WordPress Dual Factor Authentication
Unless you’ve been living under a rock, or you just avoid doing anything even remotely financially related online, then you’ve probably had experience with dual-factor authentication. The first factor comes from you entering your user credentials into a login form. The second factor comes from a source outside of the web page — like a text message, for example — and adds an extra layer of security.
So how do we set up a WordPress admin login to have dual-factor authentication? Well, with a plugin, of course! Many of these plugins we’re about to list will add a third field on your wp-admin login page for you to enter whatever security code gets sent to you. Many of these plugins also have corresponding apps, like the Google Authenticator or Duo Mobile apps.
Dual-Factor WordPress Plugins:
Use SSL Certificates (HTTPS)
This is one of those tips that apply to every website on the internet. Seriously, everybody should be using SSL. If you are running a WordPress site that has multiple users, multiple authors, or any eCommerce capabilities YOU NEED TO USE HTTPS!
When you use an SSL certificate, not only do you get a cool httpS in your URL and a fancy miniature lock icon in the address bar, but you ensure that nothing ever passes from your WordPress install as plain text.
Hackers can oftentimes “intercept” these “signals” that are sent from your WordPress install through your hosting companies, to other “places”. These other places can be someone else’s web browser or a third-party service like your credit card processor.
Aside from the obvious security, you know what else HTTPS can give you?
- SEO – Google has officially admitted that HTTPS is a ranking factor for their search engine results pages. You will literally rank higher if you’re using an SSL certificate to get an HTTPS URL.
- Trust WordPress Security– Almost 1/3rd of visitors know to look for that tiny little lock icon, the green security indicator, or the S in HTTPS. More people are learning every day to look out for these signs of a secure connection. Visitors will be 77% more likely to purchase something from you, or subscribe for something, as long as you’re giving them a secure connection.
TL;DR: Get an SSL Certificate. This is one of the most important aspects here. Seriously, minimize this web page and go install one.

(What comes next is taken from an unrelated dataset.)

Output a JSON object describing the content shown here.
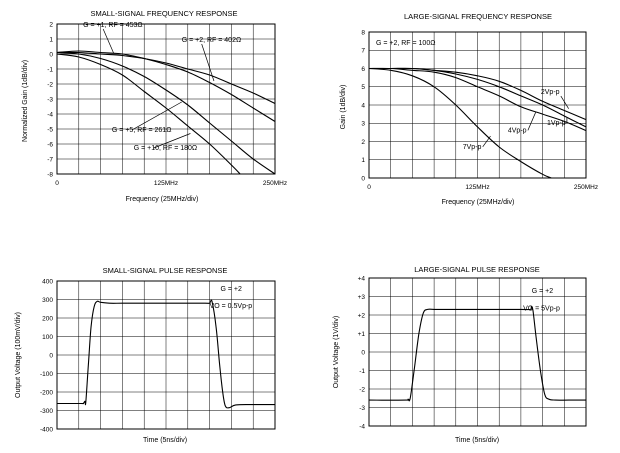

Is Your wp-config.php Secure?
Those of us old-school WordPress users know how vital that wp-config file is to WordPress security, installation, and overall usage. But because the installation process has become so easy, many WordPress users that have been introduced in just the past few years probably don’t even know it exists.
The wp-config.php file contains a lot of important and potentially vulnerable information, like your MySQL database credentials. Wp-config.php is the single most important file when it comes to WordPress security. How can you make it secure?
Move The wp-config.php File – By default, this file is located in the root directory of your WordPress install, usually in that wonderful public_html folder. Consider moving it. Here’s an amazing explanation by Aaron Adams on how to move the wp-config.php file.
Wp-config.php CHMOD Permissions – When WordPress gets installed manually, the documentation suggests you change the permissions of this file to 400 or 440 to prevent any other users on the server from reading it, accessing it, or changing it. This can be done in many FTP clients by right-clicking on the file and finding Permissions or CHMOD. You may need to check with your web hosting provider.
WordPress Is 100% Safe To Use
Any application on the web is going to open itself up to hackers looking to take advantage of any weakness that they can find. WordPress is no exception to this rule. I know that we’ve listed a lot of steps you should take in order to secure your WordPress install, but that doesn’t mean WordPress isn’t safe to use. It just may take some tweaks to ensure you’re as unhackable as possible!